How to Pace Your 1km Row

Sticking to an intelligent plan can spell the difference between falling apart and sprinting like a hero.

We have all done it. You are rested and ready for that erg test. Attention… Row! You blast off as fast and as hard as you can for the first minute or so. You feel good. This 500m split is not that hard to hold. Why is my goal split four splits slower than what I am holding now? I can totally hold this for 1000 meters.

And then it happens: the burning in your legs, the cramping in your arms, the frantic breathing. You take the split back to where you should have started in the first place. Okay. Just hold this split and you will be fine. You might even pull a personal best. But the burning is just too much. You can’t even make it all the way up to full slide anymore. The split keeps getting higher and higher. You are in agony, made worse by the fact that you have just watched your average split tick further and further above your goal. The test is over. Not good.

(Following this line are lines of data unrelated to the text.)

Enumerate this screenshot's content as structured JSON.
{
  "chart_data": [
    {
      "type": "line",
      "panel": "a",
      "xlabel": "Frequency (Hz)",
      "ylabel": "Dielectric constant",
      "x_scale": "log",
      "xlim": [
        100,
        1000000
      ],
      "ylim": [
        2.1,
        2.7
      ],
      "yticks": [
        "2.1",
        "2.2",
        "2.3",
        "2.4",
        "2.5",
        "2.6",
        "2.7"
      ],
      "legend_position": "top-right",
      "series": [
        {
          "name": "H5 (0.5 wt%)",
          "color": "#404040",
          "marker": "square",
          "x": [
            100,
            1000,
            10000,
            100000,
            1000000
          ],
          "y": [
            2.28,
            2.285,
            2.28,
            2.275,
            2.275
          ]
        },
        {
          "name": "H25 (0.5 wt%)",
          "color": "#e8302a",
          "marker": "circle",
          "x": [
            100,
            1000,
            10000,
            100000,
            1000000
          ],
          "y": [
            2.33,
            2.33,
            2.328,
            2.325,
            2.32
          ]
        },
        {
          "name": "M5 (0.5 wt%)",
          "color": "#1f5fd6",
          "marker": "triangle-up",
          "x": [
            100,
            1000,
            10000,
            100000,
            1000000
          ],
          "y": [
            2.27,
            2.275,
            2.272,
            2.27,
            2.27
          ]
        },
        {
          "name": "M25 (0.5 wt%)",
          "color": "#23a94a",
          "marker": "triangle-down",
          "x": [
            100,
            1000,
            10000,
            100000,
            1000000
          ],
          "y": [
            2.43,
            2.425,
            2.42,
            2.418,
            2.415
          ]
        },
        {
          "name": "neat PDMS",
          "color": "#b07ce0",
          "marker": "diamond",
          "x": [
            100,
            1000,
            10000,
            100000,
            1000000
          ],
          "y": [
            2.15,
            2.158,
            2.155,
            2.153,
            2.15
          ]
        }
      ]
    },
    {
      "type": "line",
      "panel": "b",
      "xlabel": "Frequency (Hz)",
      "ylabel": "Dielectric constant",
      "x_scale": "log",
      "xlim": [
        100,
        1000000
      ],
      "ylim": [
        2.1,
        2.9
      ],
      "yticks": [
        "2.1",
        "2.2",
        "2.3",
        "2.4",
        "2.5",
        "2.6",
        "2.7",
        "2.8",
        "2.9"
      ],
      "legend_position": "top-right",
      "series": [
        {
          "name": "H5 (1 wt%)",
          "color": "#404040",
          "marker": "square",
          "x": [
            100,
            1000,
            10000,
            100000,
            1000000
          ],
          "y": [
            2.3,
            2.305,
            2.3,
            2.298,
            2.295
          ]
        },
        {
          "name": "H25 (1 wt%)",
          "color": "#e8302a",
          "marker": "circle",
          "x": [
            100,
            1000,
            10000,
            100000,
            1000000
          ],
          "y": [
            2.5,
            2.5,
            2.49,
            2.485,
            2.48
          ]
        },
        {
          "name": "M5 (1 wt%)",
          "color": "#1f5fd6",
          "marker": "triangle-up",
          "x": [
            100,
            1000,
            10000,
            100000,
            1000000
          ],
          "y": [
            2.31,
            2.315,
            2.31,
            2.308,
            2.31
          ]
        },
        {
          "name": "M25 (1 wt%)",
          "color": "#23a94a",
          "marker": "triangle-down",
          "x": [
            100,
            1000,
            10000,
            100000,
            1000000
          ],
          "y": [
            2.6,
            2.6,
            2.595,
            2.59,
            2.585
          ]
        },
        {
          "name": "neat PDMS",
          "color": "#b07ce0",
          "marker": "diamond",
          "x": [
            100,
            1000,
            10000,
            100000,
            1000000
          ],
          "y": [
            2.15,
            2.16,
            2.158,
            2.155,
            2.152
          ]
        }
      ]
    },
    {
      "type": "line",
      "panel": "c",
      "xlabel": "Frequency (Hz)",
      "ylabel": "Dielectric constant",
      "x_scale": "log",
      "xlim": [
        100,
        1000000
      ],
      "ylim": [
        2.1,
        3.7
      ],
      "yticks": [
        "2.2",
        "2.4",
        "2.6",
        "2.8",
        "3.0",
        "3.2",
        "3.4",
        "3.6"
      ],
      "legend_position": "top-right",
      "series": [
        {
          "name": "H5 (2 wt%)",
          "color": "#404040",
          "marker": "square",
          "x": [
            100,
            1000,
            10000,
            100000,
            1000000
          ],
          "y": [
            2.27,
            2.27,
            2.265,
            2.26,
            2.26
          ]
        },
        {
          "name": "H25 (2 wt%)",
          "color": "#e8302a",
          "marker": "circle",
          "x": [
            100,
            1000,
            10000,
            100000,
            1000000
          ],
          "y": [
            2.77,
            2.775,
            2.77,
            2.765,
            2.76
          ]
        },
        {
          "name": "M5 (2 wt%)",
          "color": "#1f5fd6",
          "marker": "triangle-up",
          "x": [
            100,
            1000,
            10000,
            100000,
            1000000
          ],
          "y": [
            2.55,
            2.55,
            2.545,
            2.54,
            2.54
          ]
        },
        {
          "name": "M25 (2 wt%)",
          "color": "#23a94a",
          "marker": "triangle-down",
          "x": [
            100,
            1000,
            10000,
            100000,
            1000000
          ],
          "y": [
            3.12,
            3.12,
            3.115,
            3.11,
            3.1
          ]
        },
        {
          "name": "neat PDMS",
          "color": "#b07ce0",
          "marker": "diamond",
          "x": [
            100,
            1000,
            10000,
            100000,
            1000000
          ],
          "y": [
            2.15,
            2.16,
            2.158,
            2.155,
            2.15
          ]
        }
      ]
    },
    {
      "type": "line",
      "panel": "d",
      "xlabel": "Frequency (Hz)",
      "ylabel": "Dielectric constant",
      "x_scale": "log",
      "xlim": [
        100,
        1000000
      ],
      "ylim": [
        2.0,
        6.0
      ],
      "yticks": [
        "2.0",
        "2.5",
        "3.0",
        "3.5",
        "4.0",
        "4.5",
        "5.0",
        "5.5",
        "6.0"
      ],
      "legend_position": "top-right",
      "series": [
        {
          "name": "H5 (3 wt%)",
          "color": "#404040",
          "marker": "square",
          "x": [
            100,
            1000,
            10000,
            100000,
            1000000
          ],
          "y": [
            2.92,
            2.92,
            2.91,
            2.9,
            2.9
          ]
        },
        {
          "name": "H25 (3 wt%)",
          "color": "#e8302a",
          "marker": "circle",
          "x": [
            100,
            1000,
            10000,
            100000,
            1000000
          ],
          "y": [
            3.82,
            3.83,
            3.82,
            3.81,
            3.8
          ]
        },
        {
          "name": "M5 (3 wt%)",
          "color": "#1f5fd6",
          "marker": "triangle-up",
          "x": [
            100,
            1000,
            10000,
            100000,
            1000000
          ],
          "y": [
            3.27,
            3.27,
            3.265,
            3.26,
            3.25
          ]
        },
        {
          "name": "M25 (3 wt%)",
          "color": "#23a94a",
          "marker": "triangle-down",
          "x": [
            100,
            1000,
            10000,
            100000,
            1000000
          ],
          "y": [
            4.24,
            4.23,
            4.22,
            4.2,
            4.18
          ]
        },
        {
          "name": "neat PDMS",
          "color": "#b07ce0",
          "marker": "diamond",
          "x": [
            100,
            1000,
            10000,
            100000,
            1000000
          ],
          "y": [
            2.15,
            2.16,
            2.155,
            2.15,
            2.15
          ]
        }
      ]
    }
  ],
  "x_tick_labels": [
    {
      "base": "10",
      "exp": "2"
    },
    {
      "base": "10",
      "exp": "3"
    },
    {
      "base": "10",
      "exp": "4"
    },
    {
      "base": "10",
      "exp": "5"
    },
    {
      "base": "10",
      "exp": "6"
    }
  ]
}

If you want to avoid the scenario above, it is important to go into a 1km test with a plan. Look back to past workouts. What worked for you? What didn’t? What splits were you able to hold for the last few race-prep workouts? Determine a goal split and stick to it to the best of your ability.

Midway Adjustments

If you are past the halfway point in the test and still feel too good, your goal split might have been a little conservative. However, there is still plenty of time left in the test, and you should have enough energy left to go a bit faster than planned and to start the sprint early.

If your goal split was too aggressive, and you need to reassess at halfway, it would be prudent to hold your current split or pull one split slower until it is time to sprint. That way, you should be able to avoid a blowup (or ‘fly-and-die,’ as we like to call it).

Negative Splits

A good way to pace a 1km test or piece on the machine is to negative split from start to finish. This means your goal will be to get faster every 250m. For example, let’s say your goal split for a 1K test is 1:45 / 500m. The breakdown for each 250m split could be:

  1. Goal split +2: 1:47
  2. Goal split +1: 1:46
  3. Goal split: 1:45
  4. Goal split -3. 1:42

At the start of the test, make sure you are hitting the 1:47 by the end of 10 strokes. Don’t waste energy off the start trying to crank on it. You are just building up lactic acid, and will pay for it later.

Plan for Your Strengths

The more times you test, the better you will be at determining what your goal split should be, and how to maximize your strengths. If you are more of an endurance athlete (more aerobic than anaerobic power), you may end up with a more evenly paced piece (goal split +0.5, goal split, goal split, goal split -0.5). If you are more of a power-based athlete, you will be better off with a very conservative first 750m, saving your power to really drop the hammer in the last 250m.

Pacing on the Water

On the water, pacing is a different story. Other factors besides physiology are at play. At the start of a race, it is important to get off the line quickly, cleanly, and with the other crews. There is a definite psychological advantage to being in the lead during a race. If you are in the lead, you are able to see what your competitors are doing and make moves accordingly. It is also important not to get too far down on your competition, so that you are not impacted by their boat wake (or the wake from the official/media launch). It is hard to pull back into the lead if your boat is being tossed around by a wake.

A typical pacing strategy for racing on the water is to go out high and hard for the first 30-40 strokes to get your boat up and running, then lengthen out to your base pace. Hold that for the middle 500m of the race. With about 250m to go (or 350m if you are down on your competition) you would start to sprint, bringing the rate up and really increasing the speed of the boat. Again, depending on your physiological strengths, you might have a more even-paced race (and faster base pace) if you lack the power to get off the line quickly, or walk thru crews in the sprint but have a bigger aerobic capacity. Or you might rely more on your start or sprint to pull into the lead, if you have the power to do so.

These same pacing strategies can be applied not only to 1km tests, but to many different length pieces, tests, or races. Remember, planning is key. Pace yourself and have confidence in your plan. No more fly-and-dies. Attention…Row!